Attackers may be able to reconstruct the functionality of a model or the data it was trained on, by accessing a model directly (by acquiring model weights) or indirectly (by querying the model via an application or service). Attackers may also tamper with models, data or prompts during or after training,
rendering the output untrustworthy.

You can protect the model and data from direct and indirect access, respectively, by:

• implementing standard cyber security best practices
• implementing controls on the query interface to detect and prevent attempts to access, modify, and exfiltrate confidential information

To ensure that consuming systems can validate models, you compute and share cryptographic hashes and/or signatures of model files (for example, model weights) and datasets (including checkpoints) as soon as the model is trained.
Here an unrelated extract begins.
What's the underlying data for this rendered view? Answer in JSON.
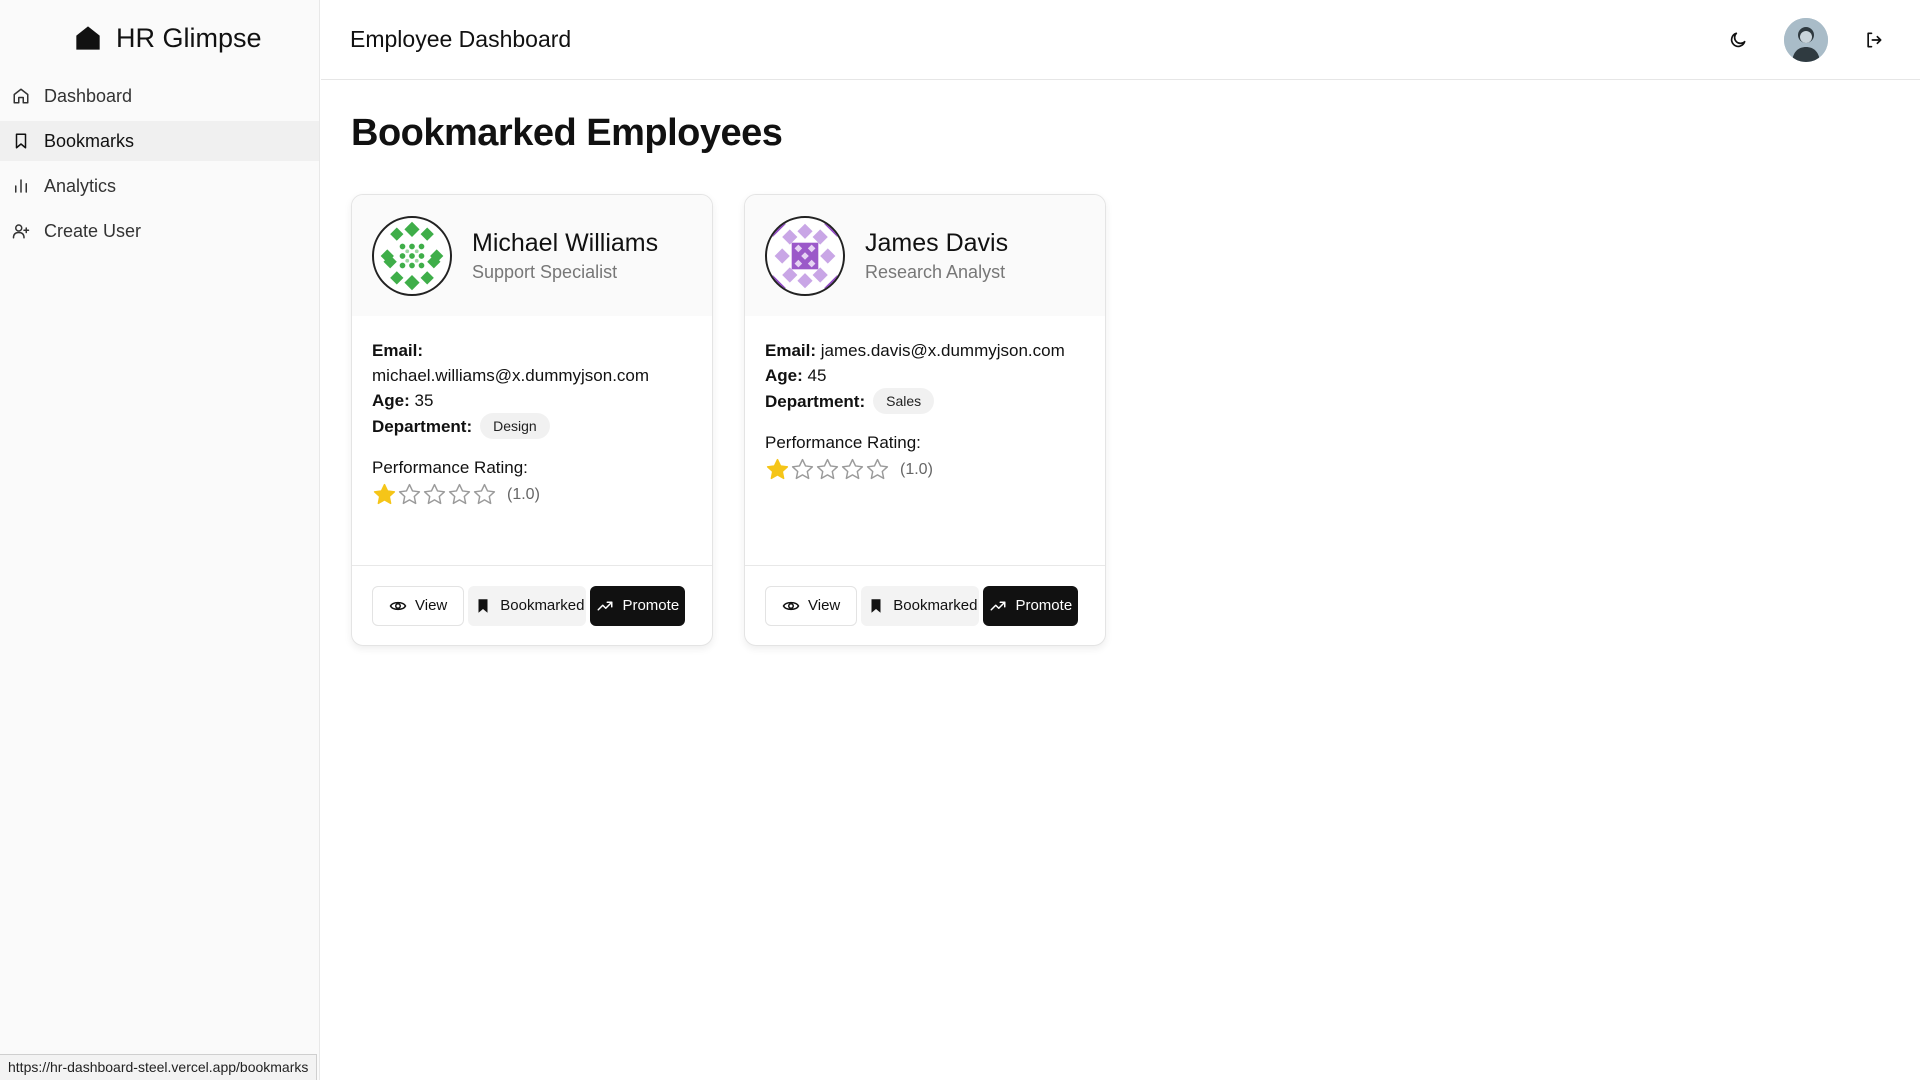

As always with cryptography, good key management is essential.

At Tier3 we participate in information-sharing communities, collaborating across the global ecosystem of industry, academia and governments to share best practice as appropriate. As the ‘provider’ who is responsible for data curation, algorithmic development, design, deployment and maintenance we maintain open lines of communication for feedback regarding system security, both internally and externally to our organisation, including providing consent to security researchers to research and report vulnerabilities.

When needed, users escalate issues to the wider community, for example publishing bulletins responding to vulnerability disclosures, including detailed and complete common vulnerability enumeration. We
take action to mitigate and remediate issues quickly and appropriately.